I changed my ATM pass code.

I wrote up an itemized list of how much he owed me and for what. I told him that he could pay me either $5 or a CD of my choice every week until the debt was paid off.

Then I showed up at his place of employment every Friday and collected. Mostly he didn't have $5, so I accepted a CD from his rapidly shrinking collection.

Believe it or not, he paid off the whole debt.

Needless to say, we stopped dating.

We stayed sort of friends, in loose contact until he moved back in with his parents in another state. I haven't heard from him since.

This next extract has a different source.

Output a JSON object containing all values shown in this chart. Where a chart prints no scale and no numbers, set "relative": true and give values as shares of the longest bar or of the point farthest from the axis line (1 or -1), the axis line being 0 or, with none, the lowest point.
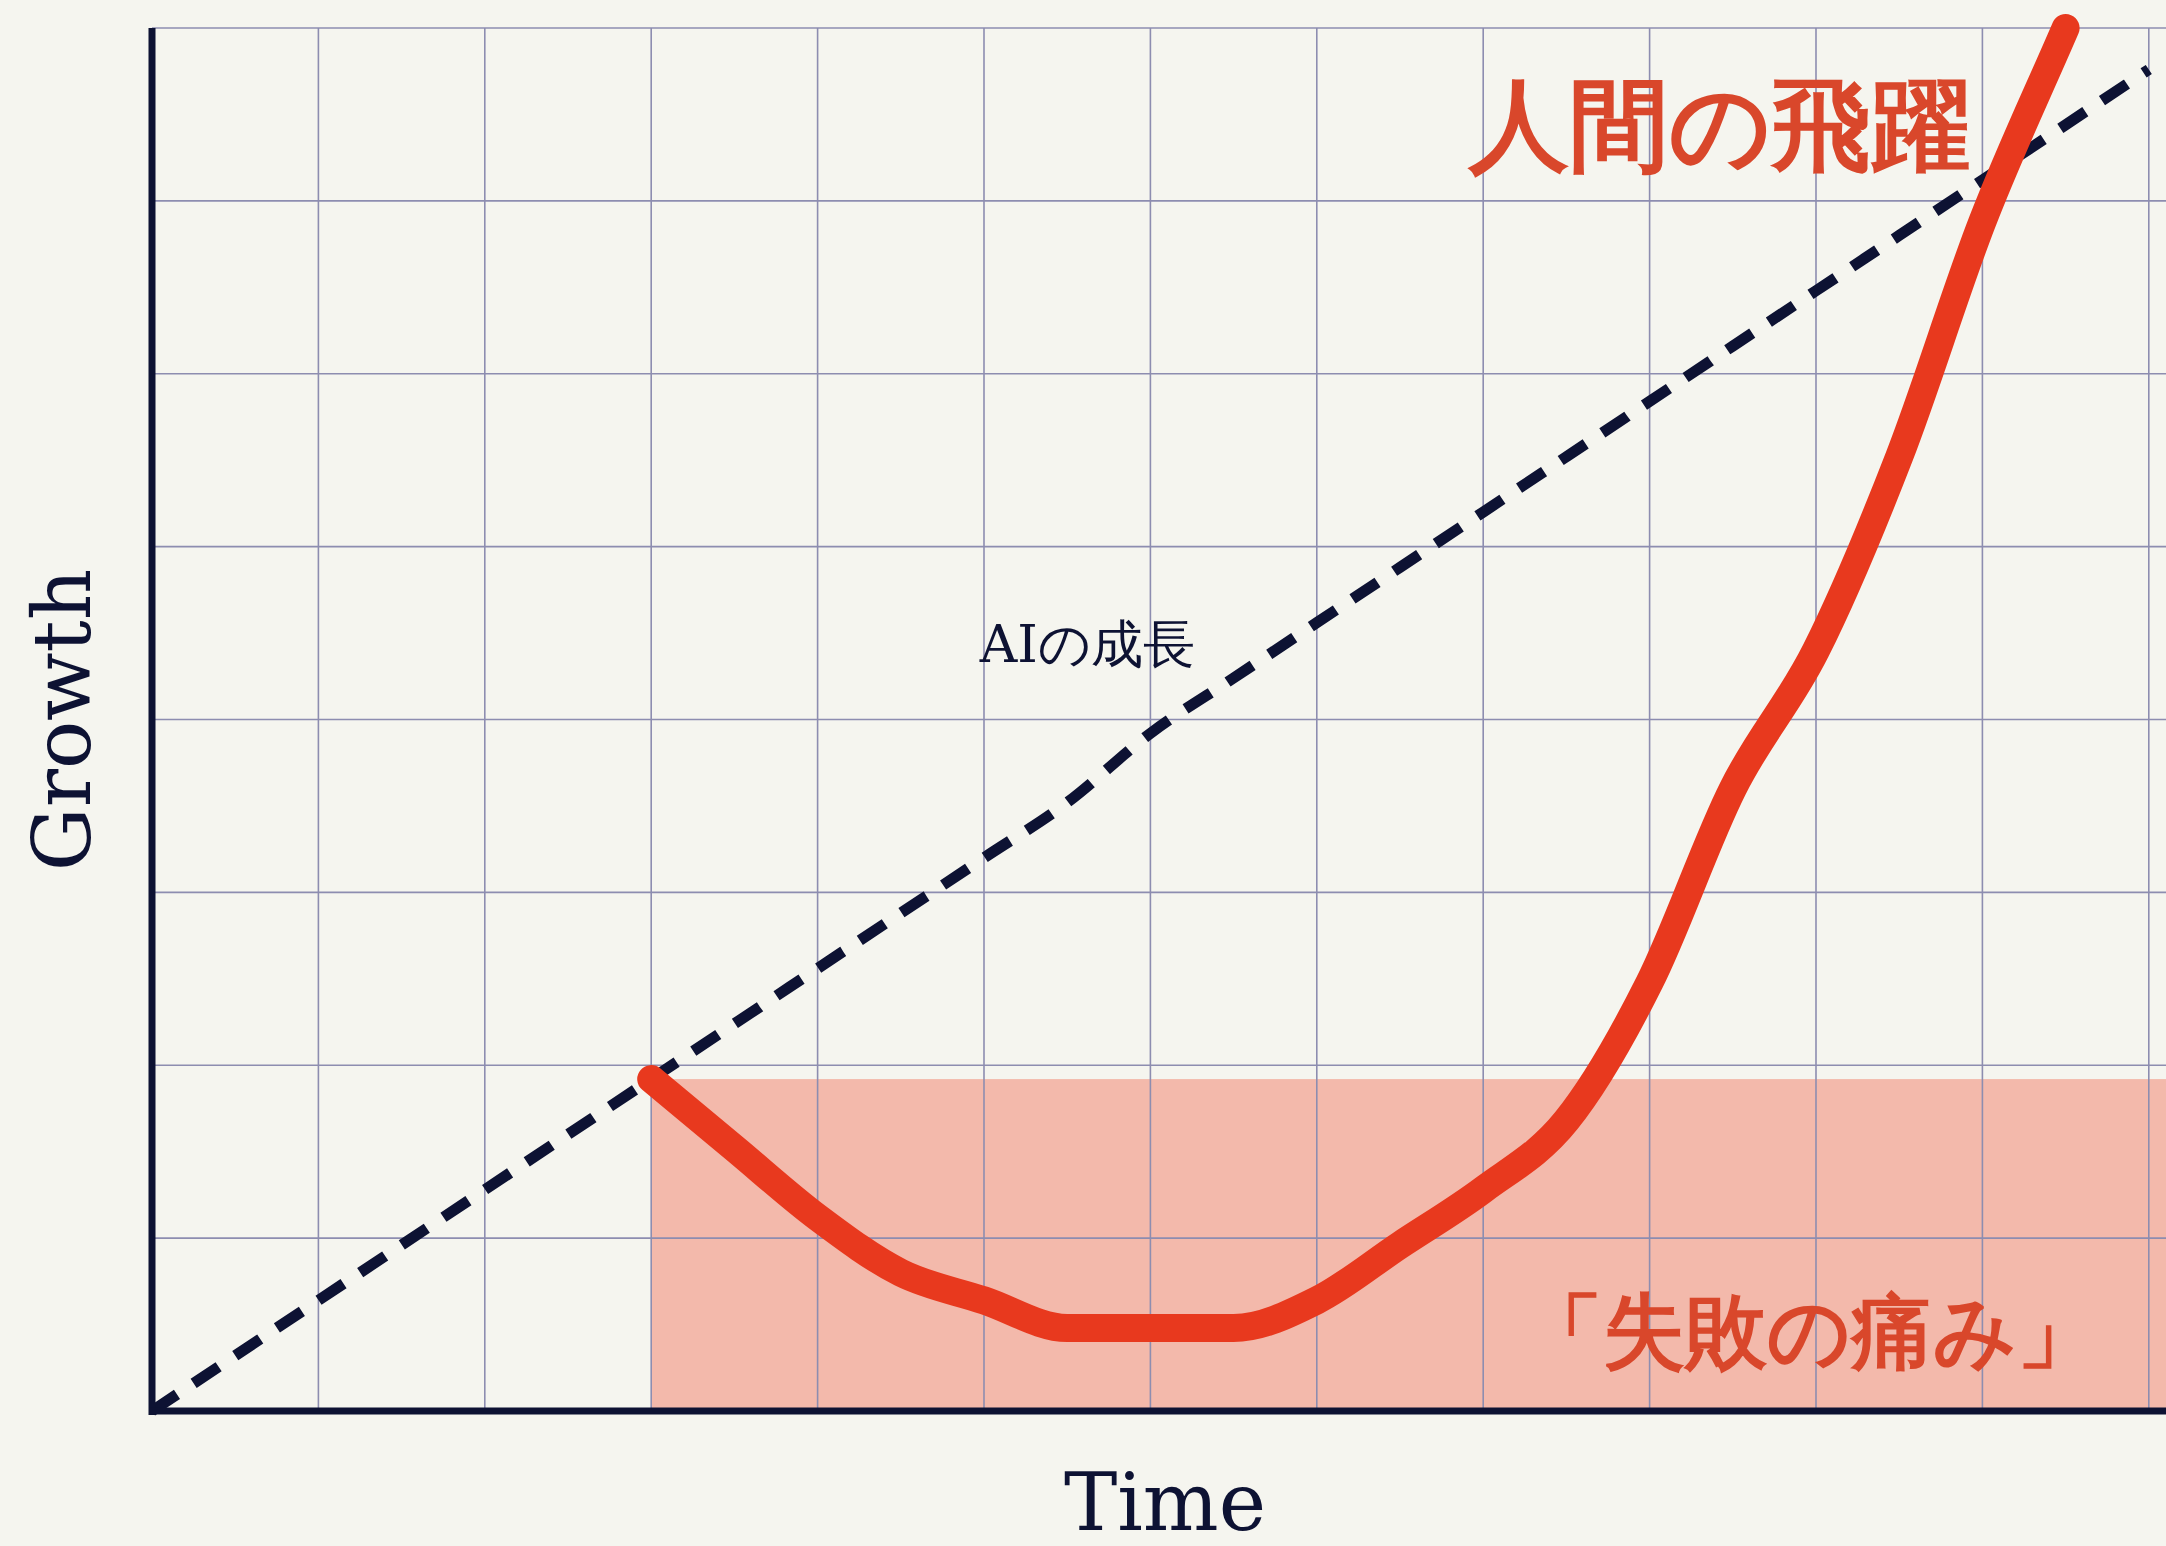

We could call this a friendship lost to a bad loan. But the truth is that this friendship would have ended sooner or later over Paul's attitude toward money, whether or not he had borrowed money from me.

I was always the person who paid in this relationship when we went to the movies, out to dinner, out for ice cream. I wasn't going to be OK with that forever.

As I look back on the situation, Paul didn't surprise me. It was always clear that he was a deadbeat.

He was trustworthy in the ways that he was trustworthy — a listening ear when I needed to vent, a friend who was happy to come over and feed the cat when I got caught late at work. I wasn't the first person he had stiffed financially, and I doubt that I was the last.

If someone knows you well enough to ask for a loan, you know that friend well enough to know whether or not he is likely to repay you.

Consider what you already know about this person and how he treats you and other people.

Is this the friend who is always up for a concert — as long as you pay for the tickets?

Or is this the person who carefully tallies up every restaurant check and gives you an extra $7 because you didn't have wine but the friend did?

Answer with brutal honestly, then make loans — or don't — accordingly. You're less likely to break a friendship when you don't put it under unrealistic strain in the first place.